A GNR e PSP também não dispõem de dados específicos. Mas as histórias, essas, vão-se acumulando nos comunicados da PJ. Como a da mulher de 37 anos, de Valpaços, que denunciou por carta ao companheiro que ela e a família estavam a ser chantageadas e ameaçadas de morte. As autoridades acabaram por localizá-la num hotel de Viana do Castelo e por concluir que o teor da carta era falso: a alegada vítima pretendia apenas ganhar tempo para decidir a sua vida.
A psicóloga Cristina Soeiro, da Escola da Polícia Judiciária, indica que não há estudos nacionais sobre falsas denúncias, mas explica que há algumas investigações estrangeiras, essencialmente ligadas aos crimes sexuais. "Investigadores ingleses concluíram que, no crime de violação, chegam a ser declaradas falsas 33 por cento das situações", precisa a psicóloga. Na Escola da PJ, a única preparação passa por ensinar os inspectores a detectar sinais da mentira, mas não há fórmulas mágicas. "Há indicadores da mentira, como a alteração de comportamentos, a falta de segurança na descrição ou a multiplicação de pausas, mas que podem ter outras explicações", ressalva Soeiro, para quem ainda há muito a fazer para transformar os detectores de mentiras em equipamentos fiáveis.
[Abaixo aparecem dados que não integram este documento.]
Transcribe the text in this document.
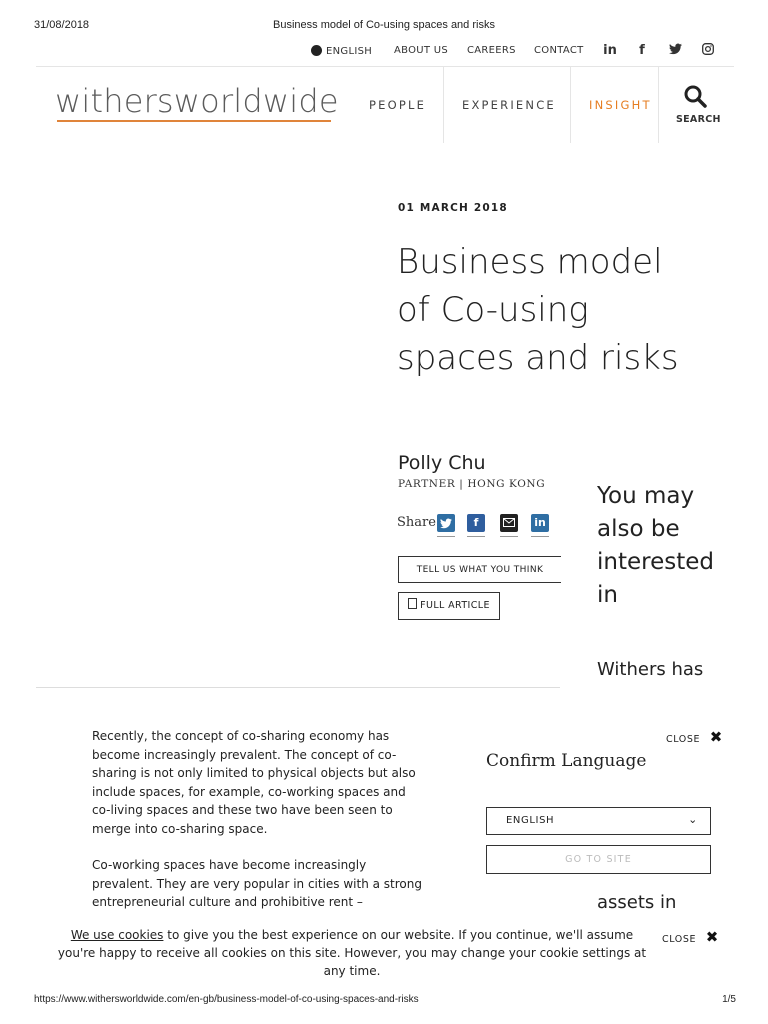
31/08/2018	Business model of Co-using spaces and risks
ENGLISH ABOUT US CAREERS CONTACT in	f
withersworldwide	PEOPLE	EXPERIENCE	INSIGHT
SEARCH
01 MARCH 2018
Business model of Co-using spaces and risks
Polly Chu
PARTNER | HONG KONG
Share	f	in
TELL US WHAT YOU THINK
FULL ARTICLE
You may also be interested in
Withers has
assets in
Recently, the concept of co-sharing economy has become increasingly prevalent. The concept of co-sharing is not only limited to physical objects but also include spaces, for example, co-working spaces and co-living spaces and these two have been seen to merge into co-sharing space.
Co-working spaces have become increasingly prevalent. They are very popular in cities with a strong entrepreneurial culture and prohibitive rent –
CLOSE ✖
Confirm Language
ENGLISH	⌄
GO TO SITE
We use cookies to give you the best experience on our website. If you continue, we'll assume you're happy to receive all cookies on this site. However, you may change your cookie settings at any time.
CLOSE ✖
https://www.withersworldwide.com/en-gb/business-model-of-co-using-spaces-and-risks	1/5
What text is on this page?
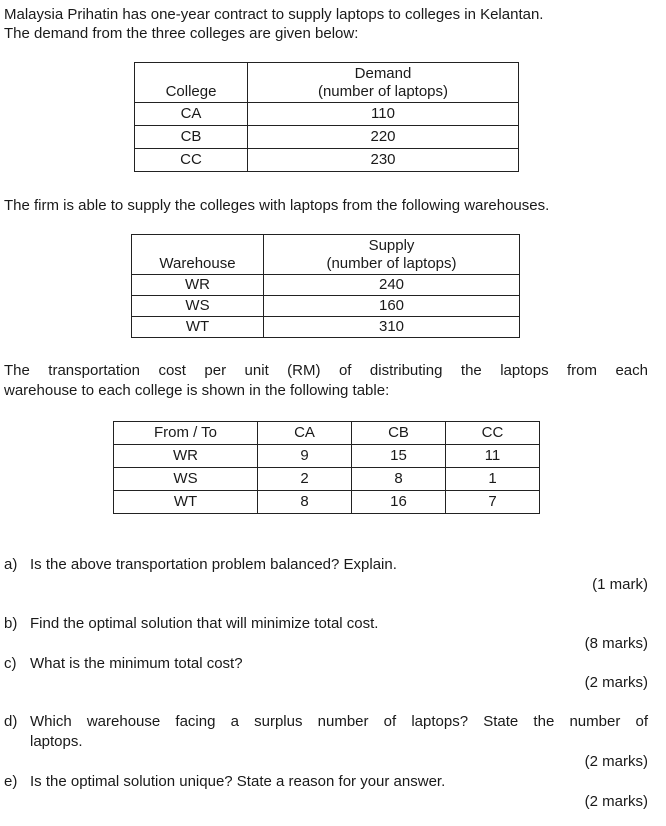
Malaysia Prihatin has one-year contract to supply laptops to colleges in Kelantan.
The demand from the three colleges are given below:
College	Demand
(number of laptops)

CA	110
CB	220
CC	230
The firm is able to supply the colleges with laptops from the following warehouses.
Warehouse	Supply
(number of laptops)

WR	240
WS	160
WT	310
The transportation cost per unit (RM) of distributing the laptops from each
warehouse to each college is shown in the following table:
From / To	CA	CB	CC
WR	9	15	11
WS	2	8	1
WT	8	16	7
a) Is the above transportation problem balanced? Explain.
(1 mark)
b) Find the optimal solution that will minimize total cost.
(8 marks)
c) What is the minimum total cost?
(2 marks)
d) Which warehouse facing a surplus number of laptops? State the number of
laptops.
(2 marks)
e) Is the optimal solution unique? State a reason for your answer.
(2 marks)
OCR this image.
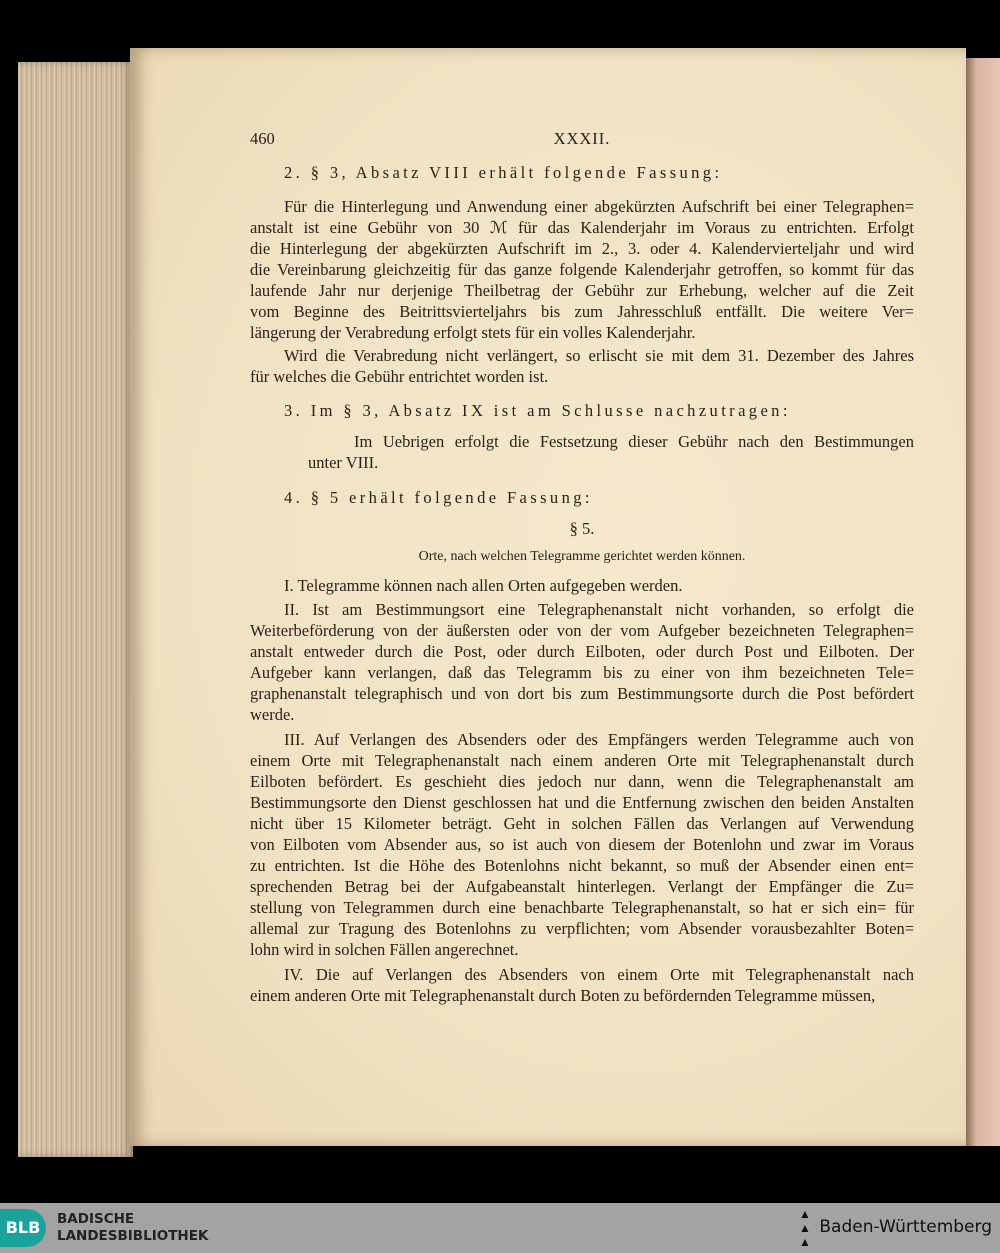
460	XXXII.
2. § 3, Absatz VIII erhält folgende Fassung:
Für die Hinterlegung und Anwendung einer abgekürzten Aufschrift bei einer Telegraphen=
anstalt ist eine Gebühr von 30 ℳ für das Kalenderjahr im Voraus zu entrichten. Erfolgt
die Hinterlegung der abgekürzten Aufschrift im 2., 3. oder 4. Kalendervierteljahr und wird
die Vereinbarung gleichzeitig für das ganze folgende Kalenderjahr getroffen, so kommt für das
laufende Jahr nur derjenige Theilbetrag der Gebühr zur Erhebung, welcher auf die Zeit
vom Beginne des Beitrittsvierteljahrs bis zum Jahresschluß entfällt. Die weitere Ver=
längerung der Verabredung erfolgt stets für ein volles Kalenderjahr.
Wird die Verabredung nicht verlängert, so erlischt sie mit dem 31. Dezember des Jahres
für welches die Gebühr entrichtet worden ist.
3. Im § 3, Absatz IX ist am Schlusse nachzutragen:
Im Uebrigen erfolgt die Festsetzung dieser Gebühr nach den Bestimmungen
unter VIII.
4. § 5 erhält folgende Fassung:
§ 5.
Orte, nach welchen Telegramme gerichtet werden können.
I. Telegramme können nach allen Orten aufgegeben werden.
II. Ist am Bestimmungsort eine Telegraphenanstalt nicht vorhanden, so erfolgt die
Weiterbeförderung von der äußersten oder von der vom Aufgeber bezeichneten Telegraphen=
anstalt entweder durch die Post, oder durch Eilboten, oder durch Post und Eilboten. Der
Aufgeber kann verlangen, daß das Telegramm bis zu einer von ihm bezeichneten Tele=
graphenanstalt telegraphisch und von dort bis zum Bestimmungsorte durch die Post befördert
werde.
III. Auf Verlangen des Absenders oder des Empfängers werden Telegramme auch von
einem Orte mit Telegraphenanstalt nach einem anderen Orte mit Telegraphenanstalt durch
Eilboten befördert. Es geschieht dies jedoch nur dann, wenn die Telegraphenanstalt am
Bestimmungsorte den Dienst geschlossen hat und die Entfernung zwischen den beiden Anstalten
nicht über 15 Kilometer beträgt. Geht in solchen Fällen das Verlangen auf Verwendung
von Eilboten vom Absender aus, so ist auch von diesem der Botenlohn und zwar im Voraus
zu entrichten. Ist die Höhe des Botenlohns nicht bekannt, so muß der Absender einen ent=
sprechenden Betrag bei der Aufgabeanstalt hinterlegen. Verlangt der Empfänger die Zu=
stellung von Telegrammen durch eine benachbarte Telegraphenanstalt, so hat er sich ein= für
allemal zur Tragung des Botenlohns zu verpflichten; vom Absender vorausbezahlter Boten=
lohn wird in solchen Fällen angerechnet.
IV. Die auf Verlangen des Absenders von einem Orte mit Telegraphenanstalt nach
einem anderen Orte mit Telegraphenanstalt durch Boten zu befördernden Telegramme müssen,
BLB	BADISCHE
LANDESBIBLIOTHEK
▲
▲
▲
Baden-Württemberg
Do velhinho polígrafo à imagiologia térmico-facial, sustenta a psicóloga, "todos partem do pressuposto de que quando mentimos ou dizemos a verdade usamos determinadas zonas cerebrais ou temos certas reacções, mas o que a ciência mostra é que essas reacções ou a activação de determinadas zonas não são exclusivas da mentira".
Pelas mãos de Carla Antunes, da Unidade de Psicologia da Justiça da Universidade do Minho, passaram dezenas de falsas denúncias de maus tratos, negligência e abusos sexuais de menores. "A maioria acontece em contextos hostis como o divórcio", explica. Mas nem sempre são intencionais. "Por vezes há uma hipervigilância que leva a uma má interpretação de alguns comportamentos sexuais dos menores", salienta. E sublinha: "As crianças em idade pré-escolar gostam de agradar e, às vezes, perante um questionário sugestivo, acabam por confirmar impressões erradas". Carla Antunes realça, contudo, que normalmente as crianças fazem estes relatos de forma muito estruturada e repetitiva, não tendo capacidade para pormenorizar a história.
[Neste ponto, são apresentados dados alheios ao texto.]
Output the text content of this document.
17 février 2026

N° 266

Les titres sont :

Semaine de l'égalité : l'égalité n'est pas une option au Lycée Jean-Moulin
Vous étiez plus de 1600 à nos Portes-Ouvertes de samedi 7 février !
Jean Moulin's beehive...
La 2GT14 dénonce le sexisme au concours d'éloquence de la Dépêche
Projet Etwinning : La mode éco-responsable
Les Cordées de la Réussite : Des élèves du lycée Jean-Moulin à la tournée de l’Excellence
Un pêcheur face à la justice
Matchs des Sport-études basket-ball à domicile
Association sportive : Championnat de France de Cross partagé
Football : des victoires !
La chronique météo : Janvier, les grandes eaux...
Lembrando que muitas destas alegações têm efeitos imediatos e sérios - já que a criança é afastada, ainda que temporariamente, do progenitor suspeito -, a psicóloga confirma a pouca responsabilização. "Já tive vários casos e só um resultou na condenação judicial de quem fez a falsa denúncia. O Ministério Público dá a possibilidade ao denunciado de reagir, mas normalmente não toma a iniciativa", refere. O cansaço psicológico e o peso dos custos deixam muitos casos sem sanção.
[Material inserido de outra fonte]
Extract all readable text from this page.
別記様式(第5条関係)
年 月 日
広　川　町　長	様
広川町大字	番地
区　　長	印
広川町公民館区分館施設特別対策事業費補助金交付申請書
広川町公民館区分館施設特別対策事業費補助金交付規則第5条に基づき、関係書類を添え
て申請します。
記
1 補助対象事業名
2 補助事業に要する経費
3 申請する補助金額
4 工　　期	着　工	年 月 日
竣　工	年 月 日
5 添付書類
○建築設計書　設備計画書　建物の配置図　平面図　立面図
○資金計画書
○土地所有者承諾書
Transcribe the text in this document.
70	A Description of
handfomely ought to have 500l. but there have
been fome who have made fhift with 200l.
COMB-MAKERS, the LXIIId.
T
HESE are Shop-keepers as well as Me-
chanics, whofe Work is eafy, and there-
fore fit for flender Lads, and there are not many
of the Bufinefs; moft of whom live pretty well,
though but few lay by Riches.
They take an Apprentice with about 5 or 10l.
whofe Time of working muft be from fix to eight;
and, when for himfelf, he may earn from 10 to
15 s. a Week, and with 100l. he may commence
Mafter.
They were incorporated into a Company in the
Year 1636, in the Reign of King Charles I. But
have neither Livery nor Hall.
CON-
António Trogano, responsável pela unidade de Vila Real da PJ que investigou duas falsas denúncias nos últimos meses, concorda e lamenta que estas situações impliquem um desperdício de meios. "A simulação de crime tem uma pena muito reduzida, até um ano de prisão, que não é dissuasora", conclui este responsável por cujas mãos passou, em Janeiro, uma simulação de carjaking com objectivos económicos. Os dois indivíduos que esperavam receber os 25 mil euros que valeria o veículo seminovo, na realidade um carro acidentado, foram constituídos arguidos um mês depois.